Uno che insegna qualcosa (per quanto insignificante essa sia) con una tale disinvoltura, merita solo approvazione e rispetto, specie considerando che l’altro a cui l’ho visto fare (benché con un’altro livello di maestria) sia Stefano Benni.

2
La conclusione: Fight Night è ciò che otterremmo se facessimo dirigere Transformers al Redford dell’impegno sociale. E’ Sorrentino con un soggetto da B-movie.
Un’americanata allucinante, fatta di eroi belli e stupidi che sconfiggono un Male non meglio identificato con gigantesche dosi di stupidità e coraggio, dove i cattivi veri li riconosci perché sono dei cessi. Nonostante ciò, un’americanata voluta e ben congegnata in ogni sua fibra muscolare, arricchita di una cultura non imposta, ma porta con sarcastica cortesia, gradini che uno può decidere di salire o saltare a pié pari.
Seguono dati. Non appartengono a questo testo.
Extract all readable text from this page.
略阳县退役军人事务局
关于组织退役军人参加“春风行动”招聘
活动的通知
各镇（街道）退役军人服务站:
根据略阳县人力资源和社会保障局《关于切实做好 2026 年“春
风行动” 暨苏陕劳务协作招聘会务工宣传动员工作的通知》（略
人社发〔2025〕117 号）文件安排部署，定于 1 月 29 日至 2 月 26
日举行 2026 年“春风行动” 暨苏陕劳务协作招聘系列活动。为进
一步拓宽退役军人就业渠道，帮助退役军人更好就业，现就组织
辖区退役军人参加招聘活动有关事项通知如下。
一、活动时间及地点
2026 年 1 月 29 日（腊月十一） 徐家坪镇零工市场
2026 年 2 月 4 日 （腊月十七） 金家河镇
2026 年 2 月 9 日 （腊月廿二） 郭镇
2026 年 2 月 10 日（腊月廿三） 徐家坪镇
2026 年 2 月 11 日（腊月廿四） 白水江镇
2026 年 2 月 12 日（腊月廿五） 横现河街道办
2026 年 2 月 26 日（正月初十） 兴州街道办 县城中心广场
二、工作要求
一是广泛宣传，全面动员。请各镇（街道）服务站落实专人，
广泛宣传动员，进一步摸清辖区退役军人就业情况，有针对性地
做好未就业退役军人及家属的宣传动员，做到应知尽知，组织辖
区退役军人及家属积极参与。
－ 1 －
Letterariamente, Fight Night è il prototipo di ciò che dovrebbe essere un libro veramente pop: fruibile, ben congegnato, limato e pensato, ma non per questo vuoto, un vino che si può tracannare per il gusto dell’ebrezza o sorseggiare attentamente per carpirne i mille sapori e riferimenti.
A ben pensarci, il libro più o meno costa anche come una buona bottiglia di vino.
E come si dice dalle mie parti, cari ragazzi, ubriacatevi di vino buono.